Ahora lo sé perfectamente.

Cuando crucé por primera vez la puerta de la casa de Steve, no pensé—ni siquiera pude imaginar—que él fuera una persona feliz. Todo en su vida me parecía una farsa de bienestar, un escaparate cuidadosamente construido para convencer a los demás, o quizás a sí mismo, de que su mundo estaba completo. Pero a medida que lo observé, que compartí momentos con él, que lo conocí un poco más, comprendí que su insatisfacción era mucho más profunda de lo que mostraba.

Su dinero no le daba lo único que realmente deseaba: el amor de mi hermana. ¿Tal vez nunca tuvo lo suficiente para Carla? ¿Tal vez su riqueza era poca, comparando con otros?

Miré a mi alrededor… Su cocina era moderna, elegante, impecable, pero sin alma. Un espacio diseñado para impresionar, no para vivir. Su salón estaba repleto de objetos costosos, de tecnología innecesaria, como si intentara llenar con cosas el vacío que nunca pudo colmar con emociones reales. Y el árbol de Navidad, perfecto en su simetría, era solo una ilusión de calidez y hogar, un símbolo sin significado. Detrás de todo eso, lo que se sentía era un abismo de soledad.

Y luego estaba su padre.

La figura más terrible de todas que vi en mi vida. Un hombre que, aunque no estuviera presente físicamente en ese momento, parecía sujetarlo con una correa invisible, marcándole el paso, recordándole a cada instante que no importaba cuánto tuviera, nunca sería suficiente.

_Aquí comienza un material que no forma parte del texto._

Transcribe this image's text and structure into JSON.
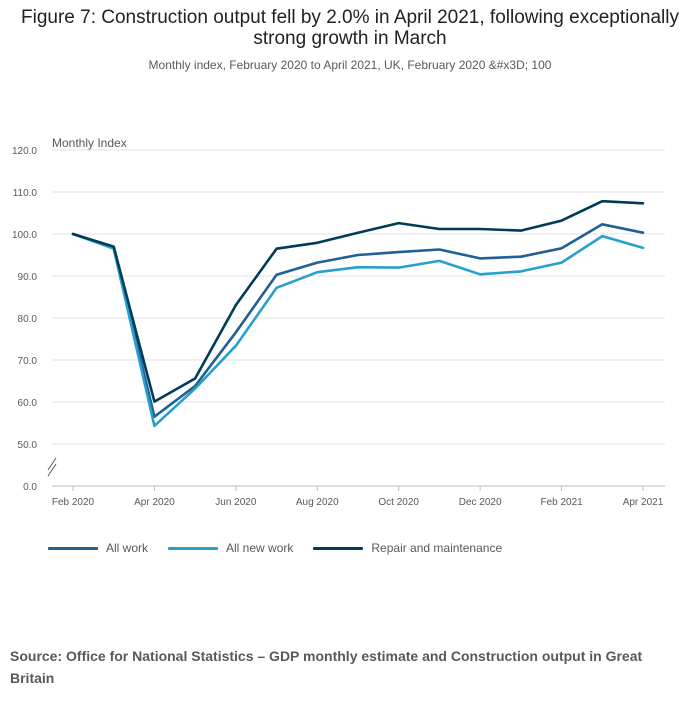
{
  "title": "Figure 7: Construction output fell by 2.0% in April 2021, following exceptionally strong growth in March",
  "subtitle": "Monthly index, February 2020 to April 2021, UK, February 2020 &#x3D; 100",
  "source": "Source: Office for National Statistics – GDP monthly estimate and Construction output in Great Britain",
  "chart_data": {
    "type": "line",
    "title": "Figure 7: Construction output fell by 2.0% in April 2021, following exceptionally strong growth in March",
    "ylabel": "Monthly Index",
    "xlabel": "",
    "ylim": [
      0,
      120
    ],
    "y_ticks": [
      "120.0",
      "110.0",
      "100.0",
      "90.0",
      "80.0",
      "70.0",
      "60.0",
      "50.0",
      "0.0"
    ],
    "y_tick_values": [
      120,
      110,
      100,
      90,
      80,
      70,
      60,
      50,
      0
    ],
    "axis_break": true,
    "grid": true,
    "legend_position": "bottom",
    "categories": [
      "Feb 2020",
      "Mar 2020",
      "Apr 2020",
      "May 2020",
      "Jun 2020",
      "Jul 2020",
      "Aug 2020",
      "Sep 2020",
      "Oct 2020",
      "Nov 2020",
      "Dec 2020",
      "Jan 2021",
      "Feb 2021",
      "Mar 2021",
      "Apr 2021"
    ],
    "x_tick_labels": [
      "Feb 2020",
      "Apr 2020",
      "Jun 2020",
      "Aug 2020",
      "Oct 2020",
      "Dec 2020",
      "Feb 2021",
      "Apr 2021"
    ],
    "series": [
      {
        "name": "All work",
        "color": "#206095",
        "values": [
          100,
          96.8,
          56.5,
          63.8,
          76.6,
          90.3,
          93.2,
          95.0,
          95.7,
          96.3,
          94.2,
          94.6,
          96.6,
          102.3,
          100.3
        ]
      },
      {
        "name": "All new work",
        "color": "#27a0cc",
        "values": [
          100,
          96.5,
          54.3,
          63.2,
          73.4,
          87.2,
          90.9,
          92.1,
          92.0,
          93.6,
          90.4,
          91.1,
          93.2,
          99.5,
          96.7
        ]
      },
      {
        "name": "Repair and maintenance",
        "color": "#003c57",
        "values": [
          100,
          97.0,
          60.1,
          65.6,
          83.1,
          96.5,
          97.9,
          100.3,
          102.6,
          101.2,
          101.2,
          100.8,
          103.2,
          107.8,
          107.3
        ]
      }
    ]
  }
}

Entonces lo vi con claridad y entendí.

Aceptar a Viola y a mí en su casa no era un acto de bondad desinteresada. No era el reflejo de un corazón noble y generoso. Era su intento desesperado de aferrarse a una ilusión. De arrebatar un fragmento de otra vida—una vida real, con problemas, con caos, con risas y llanto, con una niña en brazos y una mesa llena de platos compartidos.

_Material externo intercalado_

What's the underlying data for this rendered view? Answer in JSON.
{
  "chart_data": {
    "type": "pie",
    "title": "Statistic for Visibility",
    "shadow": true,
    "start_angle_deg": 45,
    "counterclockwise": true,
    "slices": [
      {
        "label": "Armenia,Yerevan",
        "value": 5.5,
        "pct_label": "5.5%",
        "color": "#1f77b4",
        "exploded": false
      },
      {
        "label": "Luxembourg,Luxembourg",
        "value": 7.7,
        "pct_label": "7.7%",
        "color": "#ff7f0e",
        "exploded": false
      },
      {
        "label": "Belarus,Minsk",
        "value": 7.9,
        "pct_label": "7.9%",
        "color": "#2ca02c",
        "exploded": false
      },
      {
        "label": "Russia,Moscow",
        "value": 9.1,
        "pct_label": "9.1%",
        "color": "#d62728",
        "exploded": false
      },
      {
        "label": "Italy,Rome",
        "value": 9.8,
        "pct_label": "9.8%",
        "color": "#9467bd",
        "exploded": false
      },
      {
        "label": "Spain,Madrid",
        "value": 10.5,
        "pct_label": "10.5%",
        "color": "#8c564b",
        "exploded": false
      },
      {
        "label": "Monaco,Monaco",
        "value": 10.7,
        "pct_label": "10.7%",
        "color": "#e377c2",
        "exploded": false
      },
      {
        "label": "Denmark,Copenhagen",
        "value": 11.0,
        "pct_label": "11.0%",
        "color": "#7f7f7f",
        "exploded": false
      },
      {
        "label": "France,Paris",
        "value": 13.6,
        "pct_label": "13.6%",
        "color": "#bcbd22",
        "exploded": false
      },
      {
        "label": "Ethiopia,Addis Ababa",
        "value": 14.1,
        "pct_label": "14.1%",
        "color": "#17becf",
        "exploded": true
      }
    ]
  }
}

Steve llamó a su club "Ilusión" por una razón. Porque nada en su mundo era real. Todo en su vida era un reflejo distorsionado de lo que debería ser. Un hogar sin hogar. Una familia sin amor. Una felicidad que solo existía de cara al público, pero que en la intimidad se desmoronaba como el decorado de un teatro después de la última función.

Quizás pensó que, al incluirnos en su mundo de mármol y cristal, podría convertir esa fantasía en realidad. Que, si nos mantenía cerca el tiempo suficiente, la ilusión de una vida familiar se volvería auténtica.

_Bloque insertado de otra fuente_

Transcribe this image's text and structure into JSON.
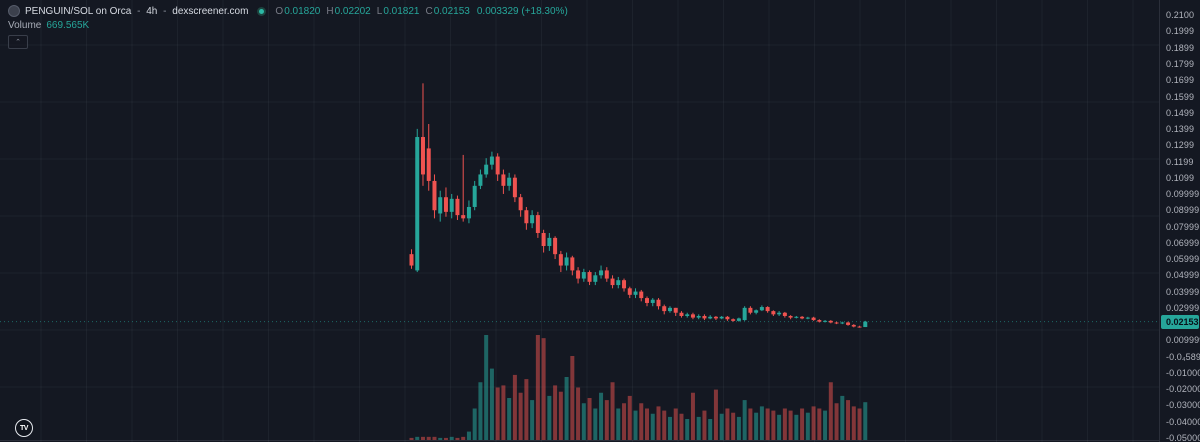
{
  "legend": {
    "symbol": "PENGUIN/SOL on Orca",
    "interval": "4h",
    "source": "dexscreener.com",
    "separator": "-",
    "ohlc": [
      {
        "k": "O",
        "v": "0.01820"
      },
      {
        "k": "H",
        "v": "0.02202"
      },
      {
        "k": "L",
        "v": "0.01821"
      },
      {
        "k": "C",
        "v": "0.02153"
      }
    ],
    "change": "0.003329",
    "change_pct": "(+18.30%)",
    "volume_label": "Volume",
    "volume_value": "669.565K",
    "collapse_glyph": "⌃"
  },
  "watermark": {
    "logo_text": "TV"
  },
  "colors": {
    "background": "#141822",
    "up": "#26a69a",
    "down": "#ef5350",
    "volume_up": "rgba(38,166,154,0.55)",
    "volume_down": "rgba(239,83,80,0.5)",
    "grid": "rgba(160,166,182,0.07)",
    "axis_text": "#b2b5be",
    "badge_bg": "#26a69a",
    "price_line": "rgba(38,166,154,0.55)"
  },
  "price_axis": {
    "labels": [
      {
        "text": "0.2100",
        "value": 0.21
      },
      {
        "text": "0.1999",
        "value": 0.1999
      },
      {
        "text": "0.1899",
        "value": 0.1899
      },
      {
        "text": "0.1799",
        "value": 0.1799
      },
      {
        "text": "0.1699",
        "value": 0.1699
      },
      {
        "text": "0.1599",
        "value": 0.1599
      },
      {
        "text": "0.1499",
        "value": 0.1499
      },
      {
        "text": "0.1399",
        "value": 0.1399
      },
      {
        "text": "0.1299",
        "value": 0.1299
      },
      {
        "text": "0.1199",
        "value": 0.1199
      },
      {
        "text": "0.1099",
        "value": 0.1099
      },
      {
        "text": "0.09999",
        "value": 0.09999
      },
      {
        "text": "0.08999",
        "value": 0.08999
      },
      {
        "text": "0.07999",
        "value": 0.07999
      },
      {
        "text": "0.06999",
        "value": 0.06999
      },
      {
        "text": "0.05999",
        "value": 0.05999
      },
      {
        "text": "0.04999",
        "value": 0.04999
      },
      {
        "text": "0.03999",
        "value": 0.03999
      },
      {
        "text": "0.02999",
        "value": 0.02999
      },
      {
        "text": "0.009999",
        "value": 0.009999
      },
      {
        "text": "-0.0₄5898",
        "value": -5.898e-05
      },
      {
        "text": "-0.01000",
        "value": -0.01
      },
      {
        "text": "-0.02000",
        "value": -0.02
      },
      {
        "text": "-0.03000",
        "value": -0.03
      },
      {
        "text": "-0.04000",
        "value": -0.04
      },
      {
        "text": "-0.05000",
        "value": -0.05
      }
    ],
    "last_price": {
      "text": "0.02153",
      "value": 0.02153
    }
  },
  "chart_data": {
    "type": "candlestick",
    "title": "PENGUIN/SOL on Orca - 4h - dexscreener.com",
    "interval": "4h",
    "last_close": 0.02153,
    "last_candle_ohlc": {
      "o": 0.0182,
      "h": 0.02202,
      "l": 0.01821,
      "c": 0.02153
    },
    "change_abs": 0.003329,
    "change_pct": 18.3,
    "last_volume_label": "669.565K",
    "ylim": [
      -0.05,
      0.21
    ],
    "grid": true,
    "volume_scale": "relative 0-1 of max visible bar",
    "candles_format": [
      "open",
      "high",
      "low",
      "close",
      "relative_volume"
    ],
    "candles": [
      [
        0.063,
        0.066,
        0.054,
        0.056,
        0.02
      ],
      [
        0.053,
        0.14,
        0.052,
        0.135,
        0.03
      ],
      [
        0.135,
        0.168,
        0.105,
        0.112,
        0.03
      ],
      [
        0.128,
        0.143,
        0.102,
        0.108,
        0.03
      ],
      [
        0.108,
        0.112,
        0.085,
        0.09,
        0.03
      ],
      [
        0.088,
        0.102,
        0.083,
        0.098,
        0.02
      ],
      [
        0.098,
        0.104,
        0.086,
        0.089,
        0.02
      ],
      [
        0.089,
        0.1,
        0.085,
        0.097,
        0.03
      ],
      [
        0.097,
        0.099,
        0.084,
        0.087,
        0.02
      ],
      [
        0.087,
        0.124,
        0.083,
        0.085,
        0.03
      ],
      [
        0.085,
        0.096,
        0.082,
        0.092,
        0.08
      ],
      [
        0.092,
        0.108,
        0.09,
        0.105,
        0.3
      ],
      [
        0.105,
        0.115,
        0.103,
        0.112,
        0.55
      ],
      [
        0.112,
        0.122,
        0.11,
        0.118,
        1.0
      ],
      [
        0.118,
        0.126,
        0.115,
        0.123,
        0.68
      ],
      [
        0.123,
        0.125,
        0.108,
        0.112,
        0.5
      ],
      [
        0.112,
        0.115,
        0.1,
        0.105,
        0.52
      ],
      [
        0.105,
        0.113,
        0.102,
        0.11,
        0.4
      ],
      [
        0.11,
        0.112,
        0.095,
        0.098,
        0.62
      ],
      [
        0.098,
        0.1,
        0.086,
        0.09,
        0.45
      ],
      [
        0.09,
        0.092,
        0.078,
        0.082,
        0.58
      ],
      [
        0.082,
        0.09,
        0.079,
        0.087,
        0.38
      ],
      [
        0.087,
        0.089,
        0.073,
        0.076,
        1.0
      ],
      [
        0.076,
        0.078,
        0.064,
        0.068,
        0.97
      ],
      [
        0.068,
        0.076,
        0.065,
        0.073,
        0.42
      ],
      [
        0.073,
        0.074,
        0.06,
        0.063,
        0.52
      ],
      [
        0.063,
        0.065,
        0.052,
        0.056,
        0.46
      ],
      [
        0.056,
        0.064,
        0.053,
        0.061,
        0.6
      ],
      [
        0.061,
        0.062,
        0.05,
        0.053,
        0.8
      ],
      [
        0.053,
        0.055,
        0.045,
        0.048,
        0.5
      ],
      [
        0.048,
        0.054,
        0.046,
        0.052,
        0.35
      ],
      [
        0.052,
        0.053,
        0.044,
        0.046,
        0.4
      ],
      [
        0.046,
        0.052,
        0.044,
        0.05,
        0.3
      ],
      [
        0.05,
        0.056,
        0.048,
        0.053,
        0.45
      ],
      [
        0.053,
        0.055,
        0.046,
        0.048,
        0.38
      ],
      [
        0.048,
        0.05,
        0.042,
        0.044,
        0.55
      ],
      [
        0.044,
        0.049,
        0.042,
        0.047,
        0.3
      ],
      [
        0.047,
        0.048,
        0.04,
        0.042,
        0.35
      ],
      [
        0.042,
        0.043,
        0.036,
        0.038,
        0.42
      ],
      [
        0.038,
        0.042,
        0.036,
        0.04,
        0.28
      ],
      [
        0.04,
        0.041,
        0.034,
        0.036,
        0.35
      ],
      [
        0.036,
        0.037,
        0.031,
        0.033,
        0.3
      ],
      [
        0.033,
        0.036,
        0.031,
        0.035,
        0.25
      ],
      [
        0.035,
        0.036,
        0.029,
        0.031,
        0.32
      ],
      [
        0.031,
        0.032,
        0.026,
        0.028,
        0.28
      ],
      [
        0.028,
        0.031,
        0.027,
        0.03,
        0.22
      ],
      [
        0.03,
        0.03,
        0.025,
        0.027,
        0.3
      ],
      [
        0.027,
        0.028,
        0.024,
        0.025,
        0.25
      ],
      [
        0.025,
        0.027,
        0.024,
        0.026,
        0.2
      ],
      [
        0.026,
        0.027,
        0.023,
        0.024,
        0.45
      ],
      [
        0.024,
        0.026,
        0.023,
        0.025,
        0.22
      ],
      [
        0.025,
        0.026,
        0.0225,
        0.0235,
        0.28
      ],
      [
        0.0235,
        0.0255,
        0.023,
        0.0245,
        0.2
      ],
      [
        0.0245,
        0.025,
        0.0225,
        0.0235,
        0.48
      ],
      [
        0.0235,
        0.025,
        0.023,
        0.0245,
        0.25
      ],
      [
        0.0245,
        0.025,
        0.022,
        0.023,
        0.3
      ],
      [
        0.023,
        0.0235,
        0.0215,
        0.022,
        0.26
      ],
      [
        0.022,
        0.024,
        0.0215,
        0.0235,
        0.22
      ],
      [
        0.0225,
        0.031,
        0.022,
        0.03,
        0.38
      ],
      [
        0.03,
        0.031,
        0.026,
        0.027,
        0.3
      ],
      [
        0.027,
        0.029,
        0.026,
        0.0285,
        0.26
      ],
      [
        0.0285,
        0.0315,
        0.028,
        0.0305,
        0.32
      ],
      [
        0.0305,
        0.031,
        0.027,
        0.028,
        0.3
      ],
      [
        0.028,
        0.0285,
        0.025,
        0.026,
        0.28
      ],
      [
        0.026,
        0.028,
        0.025,
        0.027,
        0.24
      ],
      [
        0.027,
        0.0275,
        0.024,
        0.025,
        0.3
      ],
      [
        0.025,
        0.0255,
        0.023,
        0.024,
        0.28
      ],
      [
        0.024,
        0.025,
        0.0235,
        0.0245,
        0.24
      ],
      [
        0.0245,
        0.025,
        0.023,
        0.0235,
        0.3
      ],
      [
        0.0235,
        0.0245,
        0.023,
        0.024,
        0.26
      ],
      [
        0.024,
        0.0245,
        0.022,
        0.0225,
        0.32
      ],
      [
        0.0225,
        0.023,
        0.021,
        0.0215,
        0.3
      ],
      [
        0.0215,
        0.0225,
        0.021,
        0.022,
        0.28
      ],
      [
        0.022,
        0.0225,
        0.0205,
        0.021,
        0.55
      ],
      [
        0.021,
        0.0215,
        0.02,
        0.0205,
        0.35
      ],
      [
        0.0205,
        0.0215,
        0.02,
        0.021,
        0.42
      ],
      [
        0.021,
        0.0215,
        0.019,
        0.0195,
        0.38
      ],
      [
        0.0195,
        0.02,
        0.018,
        0.0185,
        0.32
      ],
      [
        0.0185,
        0.019,
        0.0178,
        0.0182,
        0.3
      ],
      [
        0.0182,
        0.02202,
        0.0182,
        0.02153,
        0.36
      ]
    ]
  }
}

Pero en el fondo, no dejaba de ser un remiendo. Una tirita puesta sobre un alma herida. Steve intentaba cubrir la cicatriz de su infancia, cerrarla con fuerza y fingir que no dolía. Que, de algún modo, la herida sanaría si tan solo pretendía lo suficiente. Pero las cicatrices no desaparecen con ilusiones.

Y en ese momento, me pregunté a mí misma, si yo también vivía en una ilusión.

—Irene, ¿por qué sonríes así… tan seductoramente? ¿Acaso intentas seducirme? —Steve me guiñó un ojo, agitando una mano frente a mi rostro—. ¿Irene? ¿Sigues aquí?

Parpadeé, sacudiendo ligeramente la cabeza. Me había perdido en mis propios pensamientos, sumergida en una introspección e involuntariamente, me encontré observándolo con más atención, tratando de descifrarlo. Steve era una contradicción con piernas, un hombre que parecía haberlo tenido todo y, al mismo tiempo, nada. Y yo… yo estaba aquí, intentando comprender cómo encajaba en su mundo, si es que lo hacía.

—Lo siento, me distraje —murmuré al fin, reuniendo el valor para sostenerle la mirada.

—¿Y en qué pensabas tan profundamente?

—En lo radiante que te ves… —dije, más para mí misma que para él. Una risa nerviosa escapó de mis labios, y antes de que pudiera ahondar en el significado de mis propias palabras, me apresuré a beber un sorbo de champán.